Estos bienes eran parte de nuestros activos matrimoniales conjuntos, y la mitad de lo que Danna gastó me pertenecía legítimamente para reclamar.

Instruí a mi abogado para que redactara un acuerdo de divorcio para entregárselo a Alan cuando regresara.

Quizás Alan tuvo un raro ataque de conciencia, ya que inesperadamente me envió un mensaje. "Mia, estaré en casa para cenar esta noche. Asegúrate de tenerla lista".

Ese era Alan. Incluso después de haber mencionado el divorcio, aún podía actuar como si nada hubiera pasado, tomándome por sentado como si fuera su asistente personal.

Inicialmente, mis padres desaprobaban mis elecciones de carrera y me presionaron para que me casara con Alan.

Para proteger la carrera que había trabajado tan arduamente para construir, no tuve más remedio que volver y casarme con él como me ordenaron.

Después del matrimonio, Alan estaba ocupado participando en varias carreras, pero nunca me descuidó.

Cumplió con las expectativas y se convirtió en uno de los mejores jóvenes pilotos de carreras del país.

La gente lo veía como el epítome del éxito, tanto en la carrera como en el romance.

Hasta que apareció Danna, y lentamente, la narrativa cambió.

Decían que los padres de Alan lo obligaron a casarse conmigo, haciéndole perder su verdadero amor. Afirmaban que durante nuestros siete años de matrimonio, Danna había estado esperándolo.

Siempre que alguien decía esto, Danna los reprendía: "Alan y Mia tienen una gran relación. ¿Quién eres tú para chismear y sembrar discordia?" Gradualmente, todos decían que Danna soportaba la humillación y aguantaba todo en silencio por el bien de Alan y yo.

Mientras tanto, yo, la esposa original obligada a abandonar mi carrera para casarme con Alan, me convertí en el tercero en discordia que obstaculizaba su amor.

Coloqué el acuerdo de divorcio sobre la mesa justo cuando Alan llegó a casa. "¿No te pedí que cocinaras?"

Encendí un cigarrillo casualmente y me recosté en el sofá. "No puedo".

Alan frunció el ceño, su tono era de disgusto. "Rara vez tengo tiempo para venir a casa a cenar. Como mi esposa, ¿no puedes siquiera preparar una comida? ¿Y desde cuándo empezaste a fumar?"

Exhalé el humo lentamente. "No lo sé".

El rostro de Alan se puso rojo de ira. "Mia, ¿estás resentida y deliberadamente yendo en mi contra?" Me burlé. "No estoy yendo en tu contra. Quiero un divorcio".
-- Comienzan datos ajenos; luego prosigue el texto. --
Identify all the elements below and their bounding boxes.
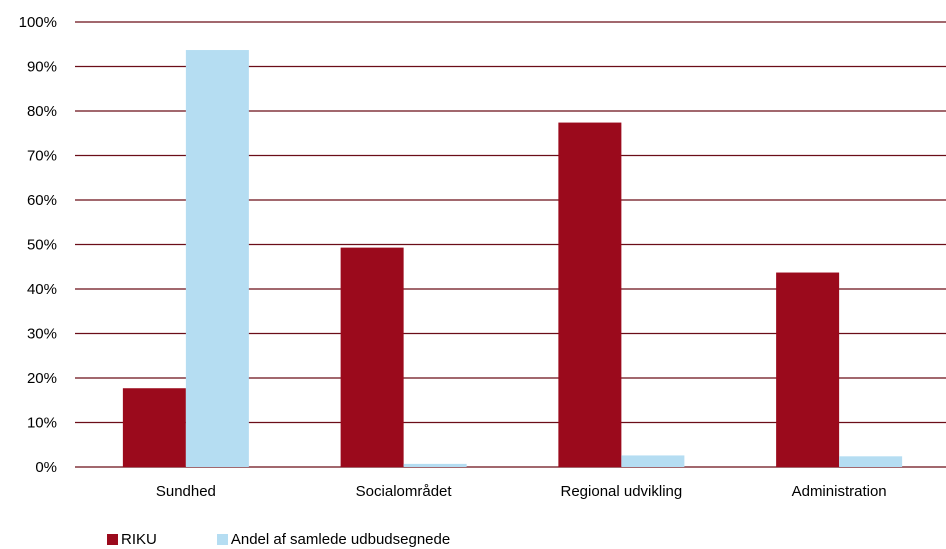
legend-label-andel: Andel af samlede udbudsegnede	[230, 531, 451, 548]
x-category-label: Socialområdet	[356, 483, 453, 500]
y-tick-label: 40%	[27, 281, 57, 298]
legend-label-riku: RIKU	[121, 531, 157, 548]
bar-andel	[403, 463, 467, 467]
y-tick-label: 10%	[27, 415, 57, 432]
x-category-label: Sundhed	[156, 483, 216, 500]
y-tick-label: 60%	[27, 192, 57, 209]
y-axis-ticks: 0% 10% 20% 30% 40% 50% 60% 70% 80% 90% 100%	[19, 14, 57, 476]
bar-andel	[621, 455, 685, 467]
bar-andel	[839, 456, 903, 467]
bar-riku	[776, 272, 840, 467]
legend-swatch-riku	[107, 534, 118, 545]
y-tick-label: 100%	[19, 14, 57, 31]
bar-riku	[558, 122, 622, 467]
y-tick-label: 50%	[27, 237, 57, 254]
legend-item-andel: Andel af samlede udbudsegnede	[216, 531, 451, 548]
y-tick-label: 70%	[27, 148, 57, 165]
legend: RIKU Andel af samlede udbudsegnede	[107, 531, 510, 548]
legend-item-riku: RIKU	[107, 531, 157, 548]
y-tick-label: 30%	[27, 326, 57, 343]
bar-riku	[340, 247, 404, 467]
legend-swatch-andel	[216, 534, 228, 545]
x-category-label: Administration	[792, 483, 887, 500]
x-category-label: Regional udvikling	[561, 483, 683, 500]
bar-riku	[122, 388, 186, 467]
y-tick-label: 90%	[27, 59, 57, 76]
bars	[122, 50, 903, 467]
x-axis-labels: Sundhed Socialområdet Regional udvikling Ad…	[156, 483, 887, 500]
y-tick-label: 80%	[27, 103, 57, 120]
y-tick-label: 20%	[27, 370, 57, 387]
y-tick-label: 0%	[35, 459, 57, 476]
bar-andel	[185, 50, 249, 467]
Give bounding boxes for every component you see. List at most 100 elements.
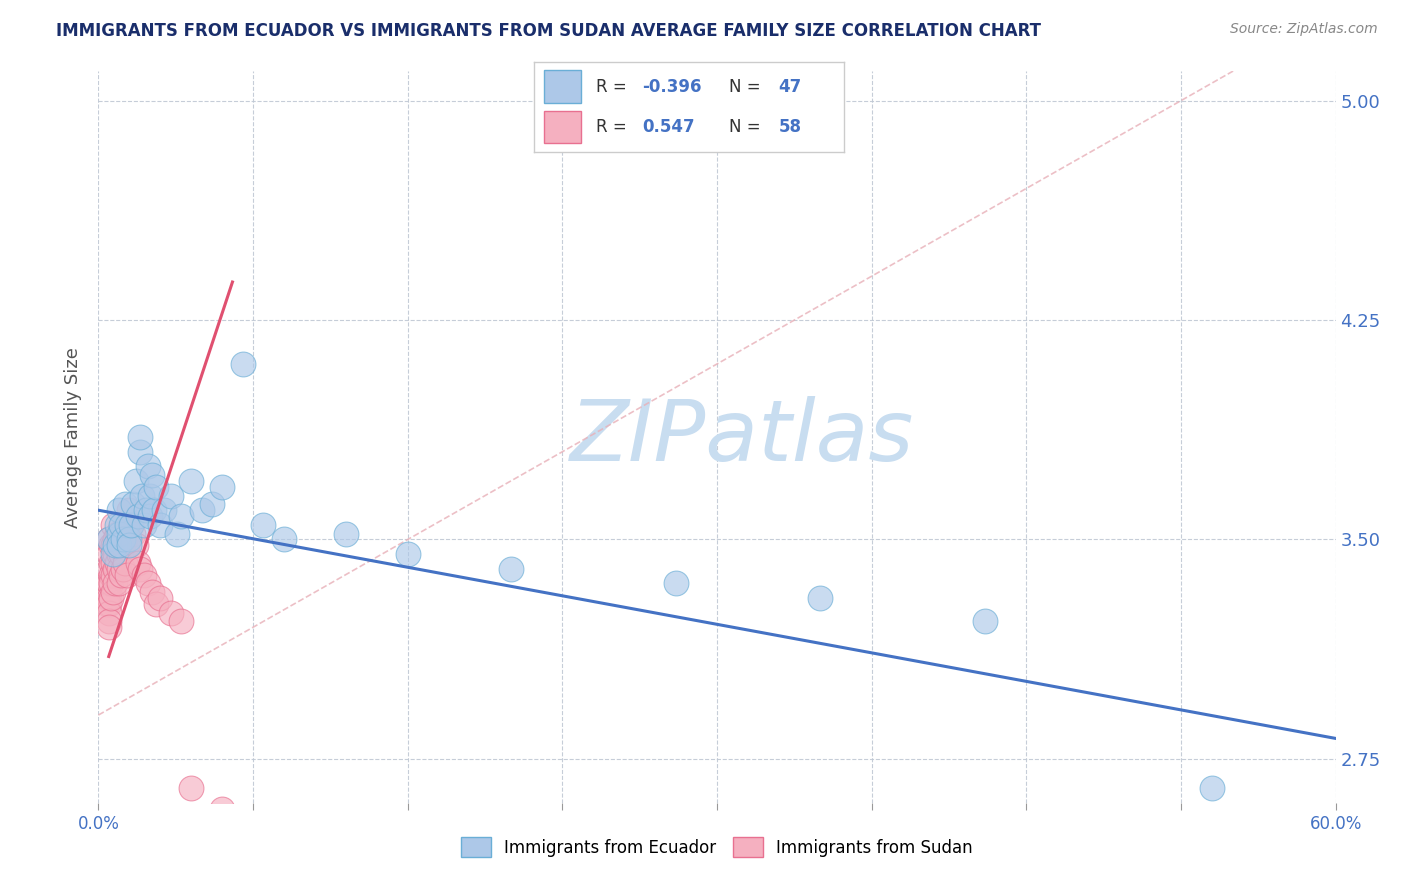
Point	[127, 509, 149, 524]
Point	[117, 517, 139, 532]
Point	[100, 567, 122, 582]
Point	[180, 781, 202, 796]
Point	[143, 503, 166, 517]
Point	[273, 819, 295, 833]
Point	[105, 556, 128, 570]
Point	[170, 509, 193, 524]
Point	[131, 489, 153, 503]
Point	[118, 538, 141, 552]
Text: 47: 47	[779, 78, 801, 95]
Point	[122, 526, 145, 541]
Point	[117, 538, 139, 552]
Point	[122, 497, 145, 511]
Point	[110, 547, 132, 561]
Point	[104, 533, 127, 547]
Point	[149, 517, 172, 532]
Point	[139, 509, 162, 524]
Point	[166, 526, 188, 541]
Point	[396, 547, 419, 561]
Point	[120, 517, 142, 532]
Text: IMMIGRANTS FROM ECUADOR VS IMMIGRANTS FROM SUDAN AVERAGE FAMILY SIZE CORRELATION: IMMIGRANTS FROM ECUADOR VS IMMIGRANTS FR…	[56, 22, 1042, 40]
FancyBboxPatch shape	[544, 70, 581, 103]
Point	[97, 576, 120, 591]
Point	[97, 615, 120, 629]
Point	[108, 533, 131, 547]
Point	[132, 567, 155, 582]
Point	[149, 591, 172, 605]
Point	[104, 562, 127, 576]
Point	[127, 556, 149, 570]
Point	[110, 567, 132, 582]
Point	[100, 556, 122, 570]
Point	[97, 533, 120, 547]
Point	[128, 562, 150, 576]
Point	[104, 576, 127, 591]
Point	[114, 556, 136, 570]
Point	[108, 503, 131, 517]
Point	[101, 567, 124, 582]
Point	[159, 606, 181, 620]
Point	[974, 615, 997, 629]
Text: ZIPatlas: ZIPatlas	[569, 395, 914, 479]
Point	[153, 503, 176, 517]
Point	[101, 547, 124, 561]
Point	[100, 576, 122, 591]
FancyBboxPatch shape	[544, 111, 581, 143]
Point	[114, 497, 136, 511]
Point	[139, 489, 162, 503]
Point	[136, 576, 159, 591]
Point	[104, 547, 127, 561]
Point	[232, 357, 254, 371]
Point	[145, 597, 167, 611]
Point	[105, 517, 128, 532]
Point	[108, 526, 131, 541]
Point	[112, 538, 135, 552]
Point	[118, 533, 141, 547]
Point	[97, 591, 120, 605]
Point	[141, 585, 163, 599]
Text: N =: N =	[730, 78, 766, 95]
Point	[180, 474, 202, 488]
Point	[110, 517, 132, 532]
Point	[128, 430, 150, 444]
Point	[141, 468, 163, 483]
Point	[128, 444, 150, 458]
Point	[101, 538, 124, 552]
Point	[117, 567, 139, 582]
Point	[108, 562, 131, 576]
Point	[108, 547, 131, 561]
Point	[159, 489, 181, 503]
Point	[273, 533, 295, 547]
Text: 58: 58	[779, 118, 801, 136]
Point	[96, 597, 118, 611]
Point	[136, 459, 159, 474]
Point	[118, 503, 141, 517]
Point	[97, 606, 120, 620]
Point	[104, 538, 127, 552]
Text: 0.547: 0.547	[643, 118, 695, 136]
Point	[201, 497, 224, 511]
Point	[211, 480, 233, 494]
Point	[97, 547, 120, 561]
Point	[120, 517, 142, 532]
Point	[97, 533, 120, 547]
Point	[108, 538, 131, 552]
Y-axis label: Average Family Size: Average Family Size	[65, 347, 83, 527]
Point	[101, 517, 124, 532]
Point	[96, 591, 118, 605]
Point	[100, 538, 122, 552]
Text: Source: ZipAtlas.com: Source: ZipAtlas.com	[1230, 22, 1378, 37]
Point	[93, 576, 115, 591]
Point	[105, 538, 128, 552]
Point	[132, 517, 155, 532]
Point	[112, 562, 135, 576]
Point	[124, 538, 146, 552]
Point	[101, 556, 124, 570]
Point	[114, 533, 136, 547]
Point	[1201, 781, 1223, 796]
Legend: Immigrants from Ecuador, Immigrants from Sudan: Immigrants from Ecuador, Immigrants from…	[454, 830, 980, 864]
Point	[97, 597, 120, 611]
Point	[335, 526, 357, 541]
Point	[499, 562, 522, 576]
Text: R =: R =	[596, 118, 633, 136]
Las sienes de Alan latían al notar el acuerdo de divorcio sobre la mesa. "¿Cuánto tiempo vas a seguir con esto?" Incluso ahora, Alan pensaba que solo estaba haciendo una rabieta.

Pasé a la última página del acuerdo de divorcio, mostrándole que ya lo había firmado. "Firma, y ambos seremos felices".

Al ver mi firma, Alan finalmente se dio cuenta de que no estaba bromeando. "Mia, todo es culpa mía. Puedes golpearme o insultarme, pero ¿cómo puedes soportar dejarme? ¿No dijiste que no querías hijos? Entonces no tendremos ninguno, ¿de acuerdo? No actúes impulsivamente. ¿Vas a renunciar a nuestra relación de siete años?" Mientras hablaba, Alan realmente comenzó a llorar.

Mirando su apariencia hipócrita, solo siento repugnancia. "Deja de fastidiarme y simplemente firma".

Los ojos de Alan estaban rojos, su voz ronca. "Mia, ¿qué se necesita para que no te divorcies de mí?"

Reflexioné por un momento y luego sugerí suavemente: "Sabes, nunca te he visto en una carrera. Llévame a tu pista".

Alan vaciló, así que consideradamente le pregunté si quería llamar a Danna para pedir su opinión.

Para mi sorpresa, Alan realmente la llamó. "Está bien, Alan. Si Mia quiere ir, llévala. No necesitas mi permiso. Tus compañeros de equipo incluso dijeron que querían conocerla".

Cuando el río suena, agua lleva. Danna, que me había mantenido oculta durante siete años, de repente cedió. Debe haber una trampa esperando por mí.

Alan suspiró aliviado, "¿Ves qué comprensiva es Danna? También deberías cambiar tu temperamento. No es bueno que una mujer sea demasiado dominante".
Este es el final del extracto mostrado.